I’ve tried it. The speed is noticeable, but the cost premium hasn’t justified itself for my usage. The slower output actually gives me time to hop to another task while Claude works, which suits my workflow. If you need rapid iteration within a single session, the calculus is different.
Claude Code Security Scanning is in limited research preview for Enterprise and Team customers. It scans codebases for vulnerabilities and provides patch suggestions for human review. Access requires applying through Anthropic. Separate from the general security architecture (permission-based access, sandboxed bash, prompt injection protections) that ships with Claude Code by default.
What This Adds Up To
Step back from the individual features and the architecture becomes clear.
Code execution is the foundation. It’s the primitive that enables dynamic filtering, programmatic tool calling, and memory operations. Without it, Claude generates text about solutions. With it, Claude executes solutions and verifies the results.
Context management is the core engineering problem. The memory tool, auto-caching, context editing, compaction, dynamic filtering. These all address the same fundamental constraint: context is both the most powerful and most expensive resource in LLM applications. Anthropic is building tools that manage what’s in the window and what isn’t, because getting this right determines whether an agent can handle complex, multi-step work.
Claude Code is the multi-surface interface that ties it together. Terminal, IDE, desktop, web, mobile, remote control. The bet is that developers want AI assistance that follows them across surfaces, not a tool that anchors them to one workstation. Remote Control is the clearest expression of this: your local machine, accessible from anywhere, with the full context of your project.

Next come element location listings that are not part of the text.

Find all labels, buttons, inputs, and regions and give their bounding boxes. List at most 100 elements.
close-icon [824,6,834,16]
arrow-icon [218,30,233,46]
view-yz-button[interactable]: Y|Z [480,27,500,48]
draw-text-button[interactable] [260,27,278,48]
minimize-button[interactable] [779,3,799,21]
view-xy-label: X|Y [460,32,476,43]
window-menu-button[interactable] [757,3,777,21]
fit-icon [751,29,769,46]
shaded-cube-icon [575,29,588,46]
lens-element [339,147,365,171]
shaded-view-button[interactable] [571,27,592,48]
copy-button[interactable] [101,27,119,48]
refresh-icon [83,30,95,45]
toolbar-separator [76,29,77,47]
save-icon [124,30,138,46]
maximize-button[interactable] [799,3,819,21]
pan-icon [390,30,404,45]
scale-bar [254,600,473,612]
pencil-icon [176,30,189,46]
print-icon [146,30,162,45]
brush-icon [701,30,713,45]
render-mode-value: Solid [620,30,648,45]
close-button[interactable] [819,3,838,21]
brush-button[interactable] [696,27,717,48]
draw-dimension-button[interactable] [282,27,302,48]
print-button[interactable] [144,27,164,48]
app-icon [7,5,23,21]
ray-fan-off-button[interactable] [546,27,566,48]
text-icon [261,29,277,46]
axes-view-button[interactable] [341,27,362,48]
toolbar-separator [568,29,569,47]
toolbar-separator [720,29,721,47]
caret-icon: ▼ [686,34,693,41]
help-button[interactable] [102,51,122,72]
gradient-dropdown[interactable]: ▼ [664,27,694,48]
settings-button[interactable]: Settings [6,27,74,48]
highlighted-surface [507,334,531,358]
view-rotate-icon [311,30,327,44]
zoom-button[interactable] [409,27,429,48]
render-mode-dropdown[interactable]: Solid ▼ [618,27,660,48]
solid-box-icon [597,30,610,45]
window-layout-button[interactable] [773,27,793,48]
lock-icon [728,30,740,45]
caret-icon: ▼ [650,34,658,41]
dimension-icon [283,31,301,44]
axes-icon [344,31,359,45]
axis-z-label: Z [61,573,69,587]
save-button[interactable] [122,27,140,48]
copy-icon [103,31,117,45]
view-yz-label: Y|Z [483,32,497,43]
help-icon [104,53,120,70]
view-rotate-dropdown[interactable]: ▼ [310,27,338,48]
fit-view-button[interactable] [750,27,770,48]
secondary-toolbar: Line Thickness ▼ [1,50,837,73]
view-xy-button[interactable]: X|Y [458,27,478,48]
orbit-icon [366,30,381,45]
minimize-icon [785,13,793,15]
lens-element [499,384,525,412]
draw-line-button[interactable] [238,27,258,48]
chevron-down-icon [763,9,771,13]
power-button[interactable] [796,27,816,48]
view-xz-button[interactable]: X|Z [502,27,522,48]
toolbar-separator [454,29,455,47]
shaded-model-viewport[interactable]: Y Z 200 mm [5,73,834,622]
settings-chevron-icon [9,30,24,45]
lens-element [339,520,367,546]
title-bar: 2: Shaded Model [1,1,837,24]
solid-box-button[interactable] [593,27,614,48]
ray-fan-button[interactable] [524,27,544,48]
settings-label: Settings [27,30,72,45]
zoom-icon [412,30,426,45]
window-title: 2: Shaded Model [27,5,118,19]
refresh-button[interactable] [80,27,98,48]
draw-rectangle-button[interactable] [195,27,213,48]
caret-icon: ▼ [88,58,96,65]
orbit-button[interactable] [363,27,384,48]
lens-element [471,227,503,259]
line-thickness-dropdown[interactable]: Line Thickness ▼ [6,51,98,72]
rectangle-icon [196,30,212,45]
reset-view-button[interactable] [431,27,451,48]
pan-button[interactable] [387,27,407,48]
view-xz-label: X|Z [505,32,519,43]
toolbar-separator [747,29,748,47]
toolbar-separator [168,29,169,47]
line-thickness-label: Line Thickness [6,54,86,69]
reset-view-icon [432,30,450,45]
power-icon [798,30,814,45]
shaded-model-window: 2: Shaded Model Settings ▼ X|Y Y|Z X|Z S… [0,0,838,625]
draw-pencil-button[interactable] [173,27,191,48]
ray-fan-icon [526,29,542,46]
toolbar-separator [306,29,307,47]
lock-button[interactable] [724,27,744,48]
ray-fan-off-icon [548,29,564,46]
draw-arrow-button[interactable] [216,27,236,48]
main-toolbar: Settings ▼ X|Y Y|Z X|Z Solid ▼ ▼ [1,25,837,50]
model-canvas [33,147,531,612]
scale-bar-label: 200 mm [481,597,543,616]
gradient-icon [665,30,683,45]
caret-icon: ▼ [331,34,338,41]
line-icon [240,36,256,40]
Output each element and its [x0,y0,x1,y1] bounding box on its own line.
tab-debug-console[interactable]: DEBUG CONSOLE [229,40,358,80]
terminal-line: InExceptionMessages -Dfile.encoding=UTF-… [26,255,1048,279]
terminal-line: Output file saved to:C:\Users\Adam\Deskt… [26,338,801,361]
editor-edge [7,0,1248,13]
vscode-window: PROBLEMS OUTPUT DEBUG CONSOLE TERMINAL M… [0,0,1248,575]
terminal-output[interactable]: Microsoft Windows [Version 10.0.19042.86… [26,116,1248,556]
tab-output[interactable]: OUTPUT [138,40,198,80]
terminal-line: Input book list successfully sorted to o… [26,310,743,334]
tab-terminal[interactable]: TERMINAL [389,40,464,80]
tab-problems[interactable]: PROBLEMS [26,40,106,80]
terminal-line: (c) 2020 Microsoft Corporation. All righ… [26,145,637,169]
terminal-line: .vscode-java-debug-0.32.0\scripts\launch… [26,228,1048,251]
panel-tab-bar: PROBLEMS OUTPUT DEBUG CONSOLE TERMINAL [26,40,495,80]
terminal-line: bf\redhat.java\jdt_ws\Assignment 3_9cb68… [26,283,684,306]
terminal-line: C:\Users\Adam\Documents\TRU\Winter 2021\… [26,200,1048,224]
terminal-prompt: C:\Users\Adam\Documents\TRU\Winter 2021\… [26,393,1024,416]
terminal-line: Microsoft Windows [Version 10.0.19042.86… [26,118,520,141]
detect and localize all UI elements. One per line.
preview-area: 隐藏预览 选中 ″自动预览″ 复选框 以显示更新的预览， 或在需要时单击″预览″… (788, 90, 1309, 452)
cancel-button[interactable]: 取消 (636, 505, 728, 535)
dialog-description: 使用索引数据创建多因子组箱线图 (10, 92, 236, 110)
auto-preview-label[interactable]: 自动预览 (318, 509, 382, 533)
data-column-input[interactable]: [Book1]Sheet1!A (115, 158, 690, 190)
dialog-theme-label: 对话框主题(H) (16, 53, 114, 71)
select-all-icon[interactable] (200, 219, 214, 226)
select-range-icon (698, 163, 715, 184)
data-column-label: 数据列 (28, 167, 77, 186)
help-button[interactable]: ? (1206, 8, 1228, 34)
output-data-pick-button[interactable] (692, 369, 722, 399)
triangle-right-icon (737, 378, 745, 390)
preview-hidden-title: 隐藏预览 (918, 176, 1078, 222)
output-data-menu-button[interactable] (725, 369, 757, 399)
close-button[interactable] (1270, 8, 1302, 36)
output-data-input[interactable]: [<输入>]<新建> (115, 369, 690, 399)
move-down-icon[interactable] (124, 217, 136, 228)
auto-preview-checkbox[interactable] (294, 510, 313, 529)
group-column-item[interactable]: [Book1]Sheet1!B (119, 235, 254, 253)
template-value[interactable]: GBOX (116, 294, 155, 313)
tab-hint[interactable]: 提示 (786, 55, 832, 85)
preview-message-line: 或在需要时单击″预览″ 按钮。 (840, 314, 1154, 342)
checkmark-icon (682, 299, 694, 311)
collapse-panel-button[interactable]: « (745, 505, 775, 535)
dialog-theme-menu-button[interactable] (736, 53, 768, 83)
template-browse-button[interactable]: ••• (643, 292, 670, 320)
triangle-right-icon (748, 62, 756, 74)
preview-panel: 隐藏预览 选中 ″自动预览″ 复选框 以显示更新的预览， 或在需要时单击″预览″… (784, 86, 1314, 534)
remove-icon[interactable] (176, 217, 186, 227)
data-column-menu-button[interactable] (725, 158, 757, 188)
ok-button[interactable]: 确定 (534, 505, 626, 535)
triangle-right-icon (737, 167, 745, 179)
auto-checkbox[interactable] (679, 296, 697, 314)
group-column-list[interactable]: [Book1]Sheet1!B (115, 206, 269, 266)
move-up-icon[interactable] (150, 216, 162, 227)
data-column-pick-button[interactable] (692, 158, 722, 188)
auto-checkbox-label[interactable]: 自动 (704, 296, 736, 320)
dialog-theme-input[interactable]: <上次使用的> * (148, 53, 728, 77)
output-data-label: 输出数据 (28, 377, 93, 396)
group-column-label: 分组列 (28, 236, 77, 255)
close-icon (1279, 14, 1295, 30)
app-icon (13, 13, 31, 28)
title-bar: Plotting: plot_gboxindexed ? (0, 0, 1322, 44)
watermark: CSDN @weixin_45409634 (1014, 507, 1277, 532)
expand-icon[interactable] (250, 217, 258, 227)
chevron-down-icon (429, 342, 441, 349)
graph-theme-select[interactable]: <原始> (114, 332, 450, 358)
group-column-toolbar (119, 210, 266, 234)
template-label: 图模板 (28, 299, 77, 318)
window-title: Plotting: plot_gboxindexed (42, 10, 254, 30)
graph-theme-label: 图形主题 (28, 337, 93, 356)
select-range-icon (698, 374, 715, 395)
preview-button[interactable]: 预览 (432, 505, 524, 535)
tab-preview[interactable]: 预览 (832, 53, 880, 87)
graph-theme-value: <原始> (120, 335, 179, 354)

The pricing strategy reinforces the architecture. Free code execution with web search. Flat-rate 1M context in fast mode. Auto-caching that requires one line of configuration. When the cost model is simple, developers build more ambitiously. When it’s unpredictable, they build defensively. Anthropic appears to understand this.
For developers already using Claude Code, the multi-surface story, Remote Control, and CLI-level controls like effort tuning and Agent Teams are the most immediately impactful updates. For API developers building agentic applications, programmatic tool calling and the memory tool change what’s architecturally possible. Structured outputs and auto-caching are the kind of features that don’t make headlines but eliminate entire categories of production bugs and cost surprises.
None of this is “the future” in some abstract sense. These features are GA or in research preview today. The platform underneath Claude Code is maturing faster than most developers realize. Whether you start with the CLI controls, the multi-surface workflow, or the API primitives depends on what you’re building. But the catch-up window is now.